Church Leadership
By Joel Comiskey
Summer 2013
by Joel Comiskey
One pastor bought into the cell church philosophy but didn’t change his inward value of church success. The value that success equaled Sunday attendance was deeply ingrained in his psyche.
As I coached him over the months, I found that he naturally spent more time trying to attract people to the Sunday celebration service. He focused on sermon preparation, visiting, and dreaming of a crowd on Sunday. Cell ministry received leftover attention. When I challenged him on this, he acknowledged that he got a high from the Sunday crowd and didn’t get that same excitement from cell ministry.

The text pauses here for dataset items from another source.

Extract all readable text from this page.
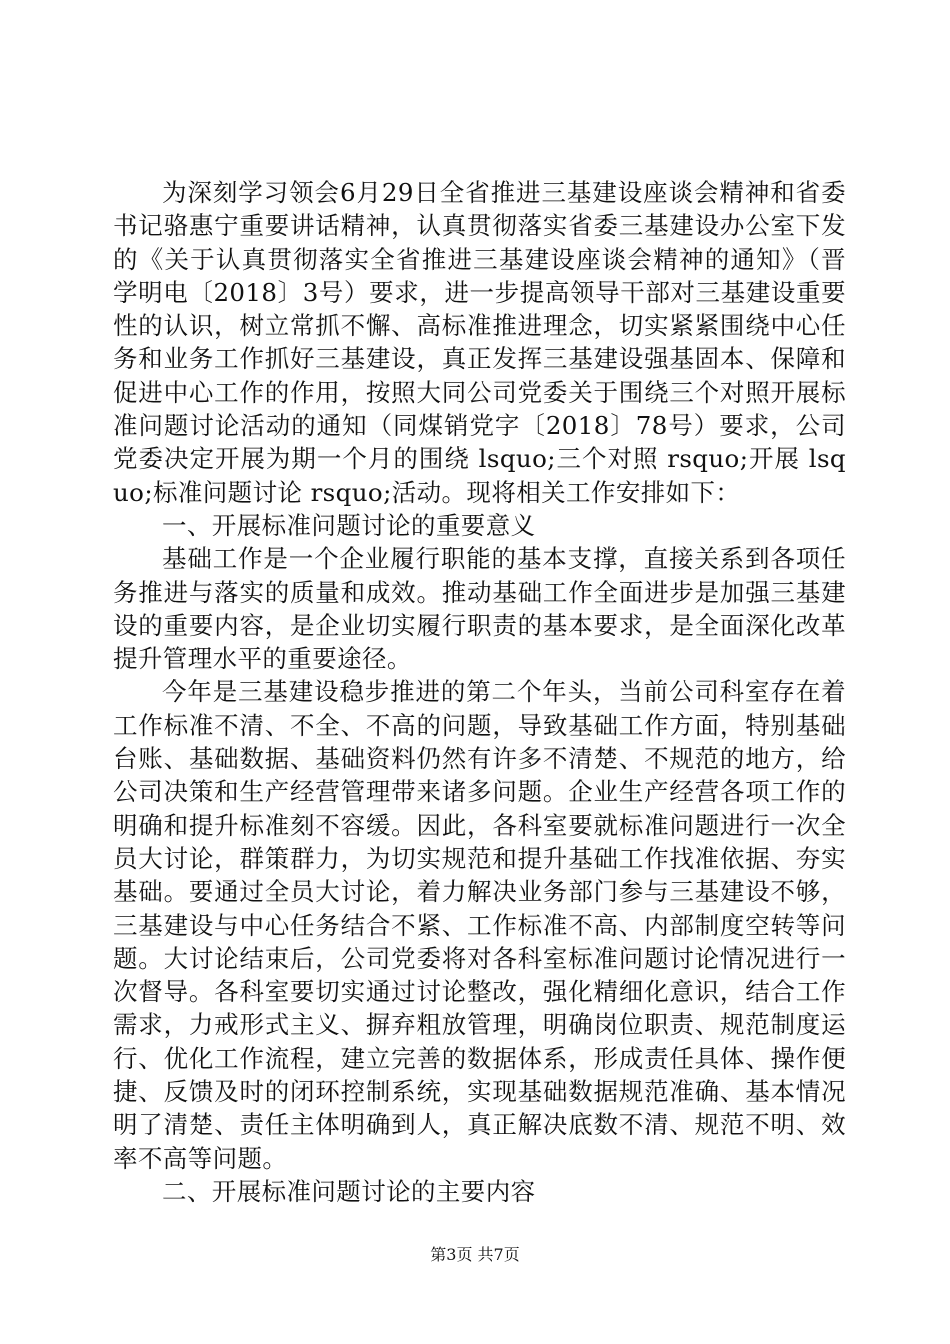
为深刻学习领会6月29日全省推进三基建设座谈会精神和省委书记骆惠宁重要讲话精神，认真贯彻落实省委三基建设办公室下发的《关于认真贯彻落实全省推进三基建设座谈会精神的通知》（晋学明电〔2018〕3号）要求，进一步提高领导干部对三基建设重要性的认识，树立常抓不懈、高标准推进理念，切实紧紧围绕中心任务和业务工作抓好三基建设，真正发挥三基建设强基固本、保障和促进中心工作的作用，按照大同公司党委关于围绕三个对照开展标准问题讨论活动的通知（同煤销党字〔2018〕78号）要求，公司党委决定开展为期一个月的围绕 lsquo;三个对照 rsquo;开展 lsquo;标准问题讨论 rsquo;活动。现将相关工作安排如下：

一、开展标准问题讨论的重要意义

基础工作是一个企业履行职能的基本支撑，直接关系到各项任务推进与落实的质量和成效。推动基础工作全面进步是加强三基建设的重要内容，是企业切实履行职责的基本要求，是全面深化改革提升管理水平的重要途径。

今年是三基建设稳步推进的第二个年头，当前公司科室存在着工作标准不清、不全、不高的问题，导致基础工作方面，特别基础台账、基础数据、基础资料仍然有许多不清楚、不规范的地方，给公司决策和生产经营管理带来诸多问题。企业生产经营各项工作的明确和提升标准刻不容缓。因此，各科室要就标准问题进行一次全员大讨论，群策群力，为切实规范和提升基础工作找准依据、夯实基础。要通过全员大讨论，着力解决业务部门参与三基建设不够，三基建设与中心任务结合不紧、工作标准不高、内部制度空转等问题。大讨论结束后，公司党委将对各科室标准问题讨论情况进行一次督导。各科室要切实通过讨论整改，强化精细化意识，结合工作需求，力戒形式主义、摒弃粗放管理，明确岗位职责、规范制度运行、优化工作流程，建立完善的数据体系，形成责任具体、操作便捷、反馈及时的闭环控制系统，实现基础数据规范准确、基本情况明了清楚、责任主体明确到人，真正解决底数不清、规范不明、效率不高等问题。

二、开展标准问题讨论的主要内容

第3页 共7页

Fruitful cell church pastors, on the other hand, view ministry differently. They focus on converting the pew sitters into disciples who make other disciples through cell ministry. The larger gathering is important, but it’s only part of the discipling experience. Consider seven priorities in making disciples in the cell church:
- Discipleship through community in the cell
- Discipleship through priesthood of all believers in the cell
- Discipleship through group evangelism in the cell
- Discipleship multiplication in the cell
- Discipleship through the larger celebrations services
- Discipleship through the discipleship equipping path (training track)
- Discipleship through coaching cell leaders
Notice that the larger gathering is just one aspect of making disciples through the cell church. However, many pastors have the tendency to drift back into focusing most of their attention on the larger gatherings. Why? Often it’s because their sermons take a lot of time to prepare and their salaries come from the offerings taken in the celebration services. To help pastors refocus on the cell and cell system, I think it’s a great idea if pastors can develop a preaching team to help them carry the load and to take offerings in the cell groups (this is common in the majority of cell churches around the world). The cell infrastructure is critical in developing new disciples and this is why I’ve coined the phrase “the cell-driven church” to help pastors and leaders refocus their attention all aspects of cell ministry.